5. The top patch heat-bonding structure of the lithium battery pack according to claim 3, characterized in that, The hot pressing and extrusion process is carried out at a temperature of 100℃ to 180℃, a pressure of 0.3MPa to 0.5MPa, and a time of 2 to 3 seconds.

6. The top patch heat-bonding structure of the lithium battery pack according to claim 3, characterized in that, The cooling and solidification pressure is 0.3MPa to 0.5MPa, and the time is 1 second to 2 seconds.

7. A method for preparing the top patch heat-bonded structure of the lithium battery pack according to any one of claims 1 to 6, characterized in that, Includes the following steps: S01. An insulating film is wrapped around the outer surface of the battery cell and an overlapping area is formed at the top edge of the battery cell; a first PP material layer is disposed on the surface of the overlapping area; S02. The top patch is attached to the top of the battery cell, and the edge of the top patch overlaps with the first PP material layer through the second PP material layer, the overlap width being 3mm to 5mm.

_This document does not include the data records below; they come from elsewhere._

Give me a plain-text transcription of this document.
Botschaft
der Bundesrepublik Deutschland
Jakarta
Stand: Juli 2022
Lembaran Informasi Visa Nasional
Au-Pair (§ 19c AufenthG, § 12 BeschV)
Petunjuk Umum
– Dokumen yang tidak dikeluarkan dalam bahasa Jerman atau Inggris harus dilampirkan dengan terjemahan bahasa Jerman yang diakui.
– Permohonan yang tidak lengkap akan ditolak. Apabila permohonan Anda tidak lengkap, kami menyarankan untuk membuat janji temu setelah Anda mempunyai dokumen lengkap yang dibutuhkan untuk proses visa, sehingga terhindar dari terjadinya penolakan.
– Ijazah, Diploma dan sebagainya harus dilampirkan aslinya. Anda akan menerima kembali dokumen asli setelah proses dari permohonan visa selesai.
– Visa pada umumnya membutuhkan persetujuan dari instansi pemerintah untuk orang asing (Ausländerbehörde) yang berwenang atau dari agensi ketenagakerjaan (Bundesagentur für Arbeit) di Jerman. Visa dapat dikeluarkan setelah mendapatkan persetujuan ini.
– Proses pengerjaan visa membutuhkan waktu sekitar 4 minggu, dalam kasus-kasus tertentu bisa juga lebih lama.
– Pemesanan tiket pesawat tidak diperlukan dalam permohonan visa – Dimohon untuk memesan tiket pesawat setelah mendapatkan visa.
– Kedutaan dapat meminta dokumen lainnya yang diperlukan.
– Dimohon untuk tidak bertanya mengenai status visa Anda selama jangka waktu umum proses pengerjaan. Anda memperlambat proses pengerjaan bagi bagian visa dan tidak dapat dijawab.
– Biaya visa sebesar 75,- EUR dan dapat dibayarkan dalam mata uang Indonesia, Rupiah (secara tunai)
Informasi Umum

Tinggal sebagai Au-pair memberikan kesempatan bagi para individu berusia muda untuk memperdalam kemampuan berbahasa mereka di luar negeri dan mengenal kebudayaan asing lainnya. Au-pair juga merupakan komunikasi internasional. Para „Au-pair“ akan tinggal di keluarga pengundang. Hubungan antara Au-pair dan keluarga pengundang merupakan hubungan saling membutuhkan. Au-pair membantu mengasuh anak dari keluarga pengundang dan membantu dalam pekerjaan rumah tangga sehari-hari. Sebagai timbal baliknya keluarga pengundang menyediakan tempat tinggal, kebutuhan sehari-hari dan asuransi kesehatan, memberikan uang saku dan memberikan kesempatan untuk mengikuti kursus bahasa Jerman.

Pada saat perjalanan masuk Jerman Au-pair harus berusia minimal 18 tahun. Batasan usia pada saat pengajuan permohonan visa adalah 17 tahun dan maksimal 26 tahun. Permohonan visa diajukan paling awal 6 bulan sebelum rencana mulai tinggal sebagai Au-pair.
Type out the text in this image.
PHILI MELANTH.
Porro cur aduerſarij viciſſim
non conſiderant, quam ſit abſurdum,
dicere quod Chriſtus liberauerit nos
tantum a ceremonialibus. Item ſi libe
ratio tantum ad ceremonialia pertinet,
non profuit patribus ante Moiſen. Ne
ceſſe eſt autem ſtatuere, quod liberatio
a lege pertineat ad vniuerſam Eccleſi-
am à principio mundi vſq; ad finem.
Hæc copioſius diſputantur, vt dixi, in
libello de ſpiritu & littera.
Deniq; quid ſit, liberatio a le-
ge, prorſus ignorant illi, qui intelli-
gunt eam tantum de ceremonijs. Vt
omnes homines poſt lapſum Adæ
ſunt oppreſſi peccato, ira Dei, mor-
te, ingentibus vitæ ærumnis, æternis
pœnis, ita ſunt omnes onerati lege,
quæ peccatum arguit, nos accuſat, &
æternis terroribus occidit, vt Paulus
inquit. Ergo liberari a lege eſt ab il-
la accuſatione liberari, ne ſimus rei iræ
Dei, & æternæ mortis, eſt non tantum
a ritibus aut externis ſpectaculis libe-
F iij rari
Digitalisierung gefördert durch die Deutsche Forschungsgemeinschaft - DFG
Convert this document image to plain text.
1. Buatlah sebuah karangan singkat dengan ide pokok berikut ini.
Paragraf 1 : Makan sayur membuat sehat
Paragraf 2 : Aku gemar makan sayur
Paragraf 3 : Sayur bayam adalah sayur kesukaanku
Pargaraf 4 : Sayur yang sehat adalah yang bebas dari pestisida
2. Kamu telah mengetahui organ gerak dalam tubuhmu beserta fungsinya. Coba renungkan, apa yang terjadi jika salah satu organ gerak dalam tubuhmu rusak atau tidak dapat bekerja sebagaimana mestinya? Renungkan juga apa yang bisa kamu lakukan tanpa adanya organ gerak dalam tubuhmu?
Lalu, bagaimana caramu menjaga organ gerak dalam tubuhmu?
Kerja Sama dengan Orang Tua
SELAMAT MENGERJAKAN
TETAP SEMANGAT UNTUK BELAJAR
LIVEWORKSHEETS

S03. The overlapping area is hot-pressed using a hot stamping head, and then cooled and solidified to obtain the hot-stamped adhesive structure of the top patch of the lithium battery pack.

8. The method for preparing the top patch heat-bonded structure of the lithium battery pack according to claim 7, characterized in that, In step S01, the thickness of the first PP material layer is 0.03mm to 0.05mm; In step S02, the thickness of the second PP material layer is 0.03mm to 0.05mm.

9. The method for preparing the top patch heat-bonded structure of the lithium battery pack according to claim 7, characterized in that, In step S03, the temperature of the hot pressing is 100℃~180℃, the pressure is 0.3MPa~0.5MPa, and the time is 2 seconds~3 seconds; the pressure of the cooling and curing is 0.3MPa~0.5MPa, and the time is 1 second~2 seconds.

10. The method for preparing the top patch heat-bonded structure of the lithium battery pack according to claim 7, characterized in that, The pressure of the hot pressing is the same as the pressure of the cooling and solidification. The shape of the working surface of the hot iron head is adapted to the contour of the overlapping area; an anti-stick coating is provided on the working surface of the hot iron head.